How to Draw Animals in Action!
The magic of art and illustration is that you can depict something that doesn’t exist or happen in real life. You have the unique ability to bring something out of your imagination and make it real for others to see and experience. Today I’ll be showing you the process I use to figure out how to make an animal look like it’s doing an action that animals don’t normally do! This process is handy if you want to get into character development or children’s book illustration. Let’s go!
1. Choose your animal and action
This week’s Making Art Everyday prompts are “Animals in Action.” Each day of the week pairs an animal with an action that animals don’t usually do. But you can choose your own animal if you prefer! You can think about what might make sense, like a lion brushing it’s hair (lions have a lot of hair!). Or you can think about contrast. What wouldn’t make sense at ALL but would be funny to have an animal do? What about two narwhals trying to kiss? Ouch! If you want some random ideas, check out my random drawing idea generator at idontknowwhattodraw.com. The prompts aren’t all animals, but you’re sure to find some weird combinations!
For our example I’ll be combining the animal GORILLA with the action BALLET.
2. Study the Animal
Look up reference photos of the animal. Break the animal down into basic shapes that you can manipulate, the simpler the better. If you can simplify your subject into the most basic of shapes, it will be easier to create your own pose, vs. replicating a pose you see in a reference. And you probably won’t find many photos of gorillas doing ballet! I have a couple of tutorials about this process.
Sketching Birds // Drawing upon techniques learned in my Foundations of Style Procreate tutorial, learn all about how to simplify the bird form into simple shapes and develop the perfect sketch for creating some birdie art.

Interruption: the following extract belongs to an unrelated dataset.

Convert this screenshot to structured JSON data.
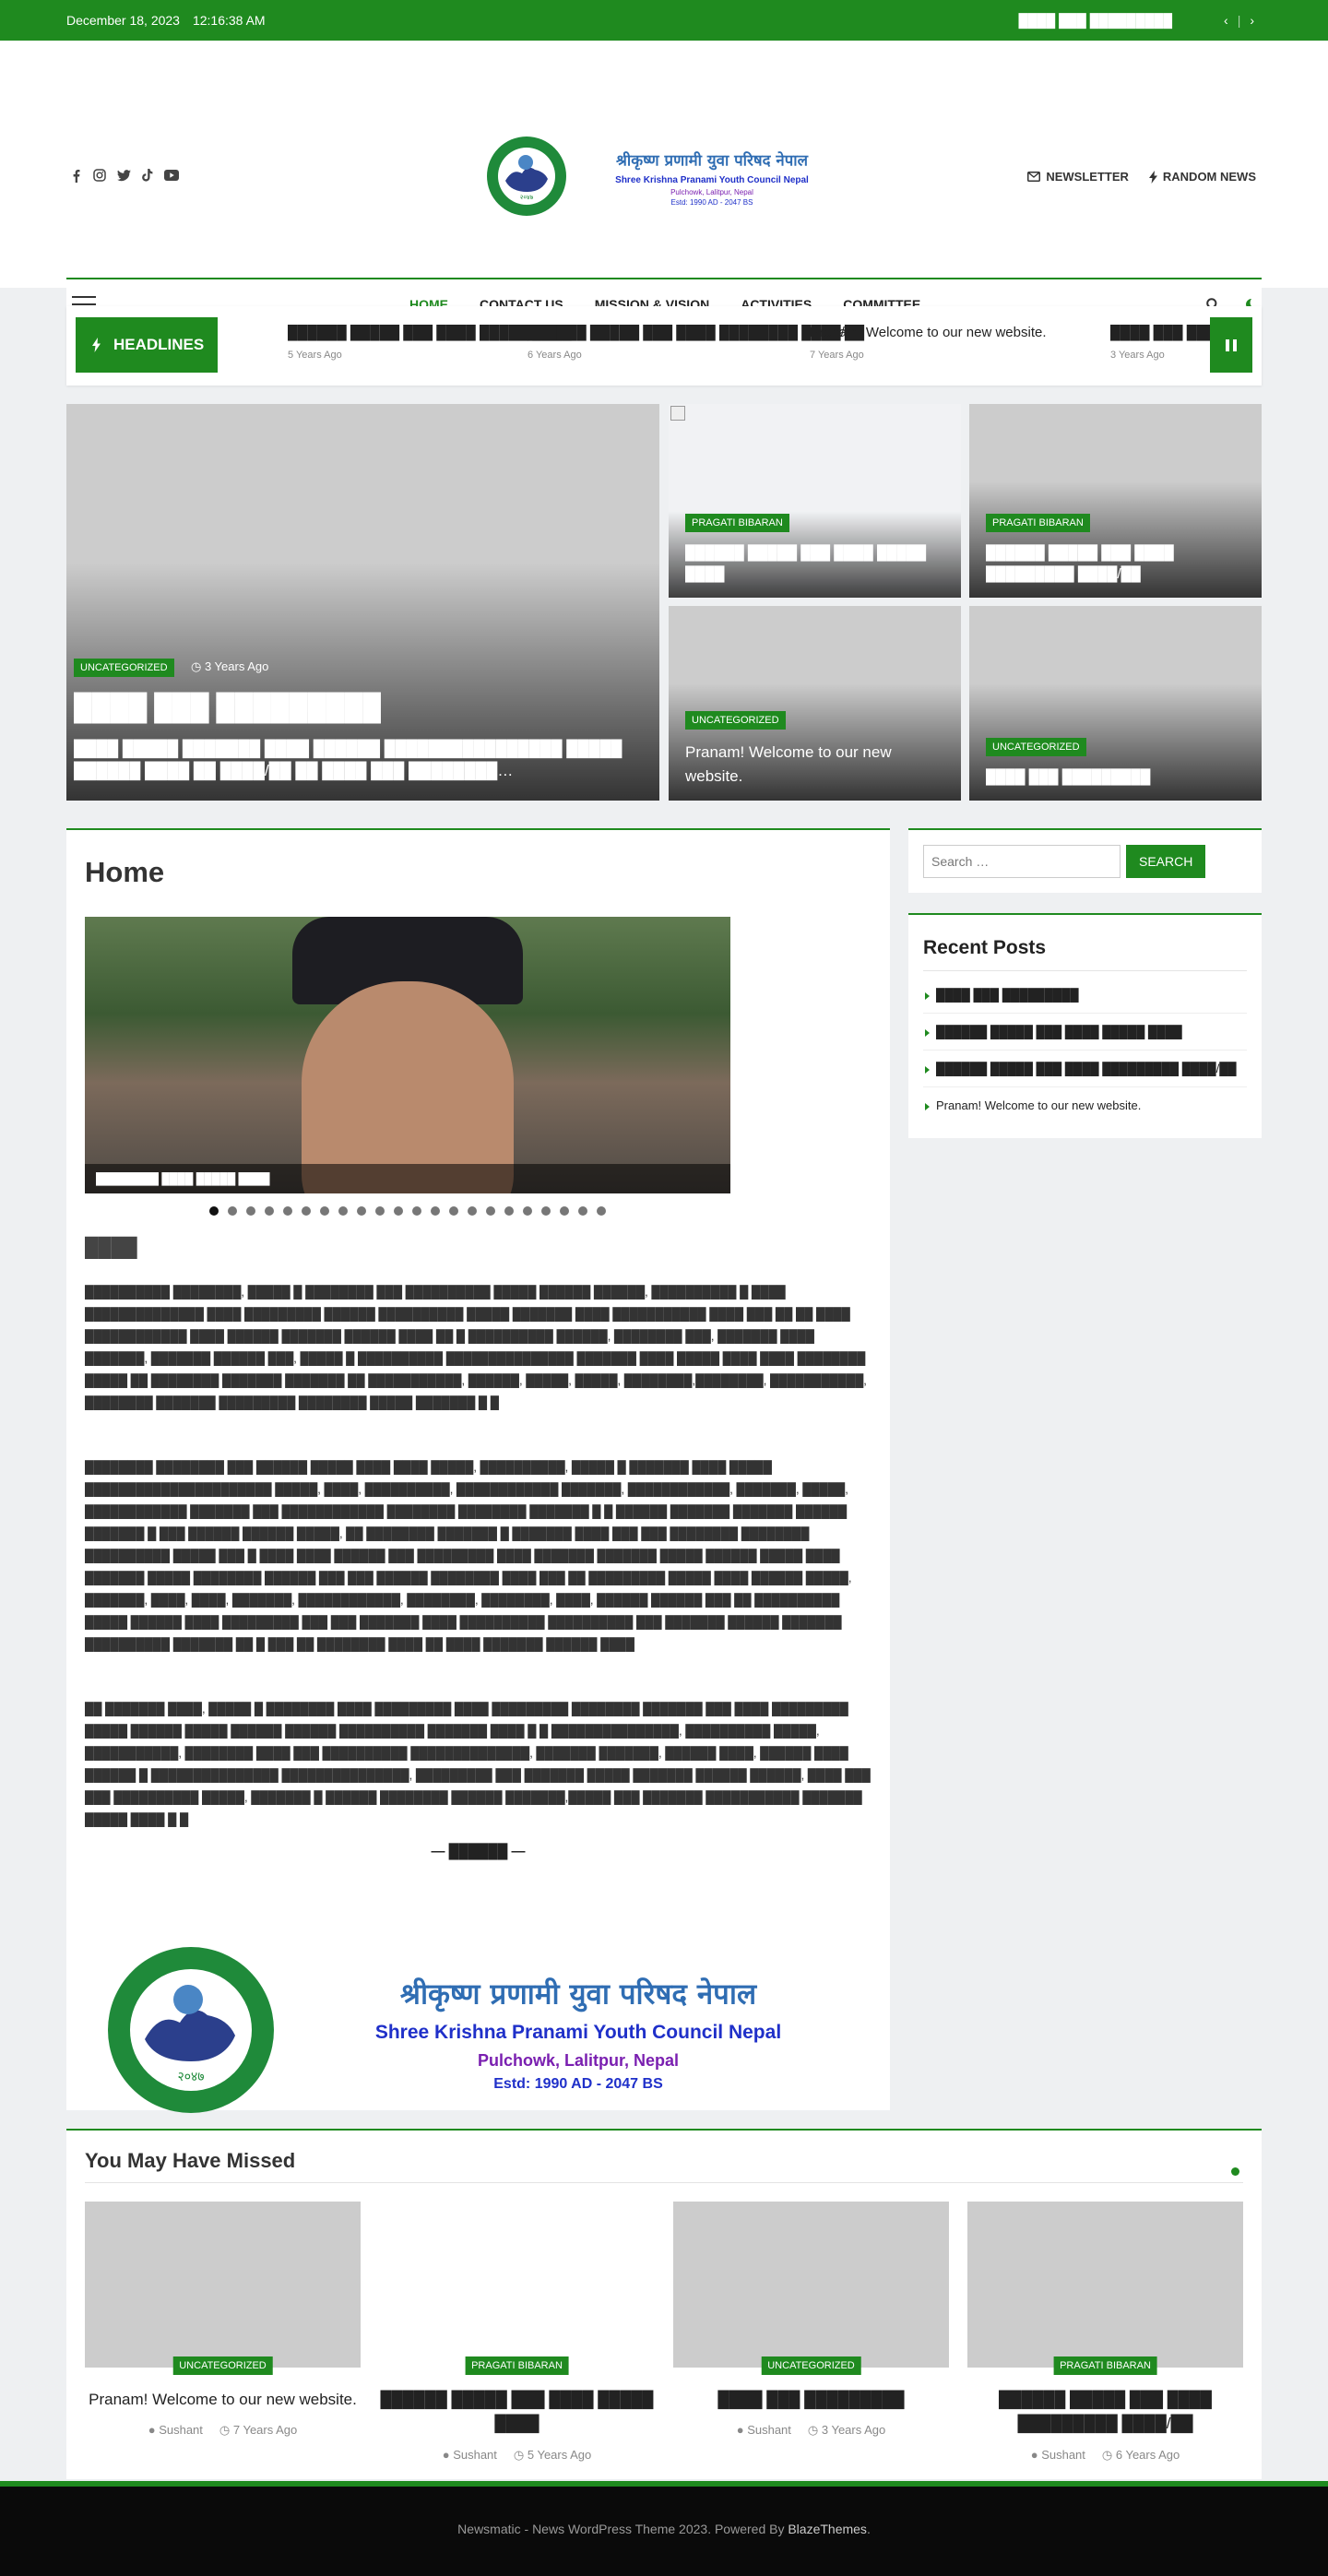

Make a quick sketch of your animal using these basic shapes. Identify any other defining features or characteristics you might use in your drawing. I did a Google image search for “gorilla” to find these photos. (Sources: Image 1, Image 2 ). You can have your image search results side-by-side with Procreate by using the iPad OS feature, “Split View.” You can also drag images onto your canvas (or import images you’ve saved from the web) like I did below.
3. Study the Action
Look up reference photos of the action being performed (probably by a human!) Observe the forms of the arms and legs and how they might be interacting with objects or the environment. Make a quick sketch of the position of the body and any props or objects the person might be holding. Also consider if adding clothing to your animal will help “sell” the action. I decided my gorilla should definitely be wearing a tutu! To find reference photos I did a search for “ballet dancer” (Sources: Image 1, Image 2 )
4. Merge & Sketch!
Identify ways to merge the two studies. Make a new sketch manipulating the basic shapes of your animal into the pose of the action. Reduce the opacity of the initial sketch and refine it. Add curves and details to give the animal more character and definition. In my second sketch I added muscular curves to the arms and legs and a more shapely tutu.
5. Color & Finish Artwork
Once your sketch is complete, start coloring the shapes on a new layer beneath your sketch layer. I started by filling in the body in flat color on one layer. Then I made a new layer to draw the brush strokes for fur and the other details.
As you work on your drawing, continue to look up reference photos! This will give you a guide about how to depict the details of your drawing. As I progressed on my gorilla, I looked up references such as “gorilla reaching,” “gorilla feet,” “gorilla chest,” “ballet tutu,” and more. An artist’s research is never done!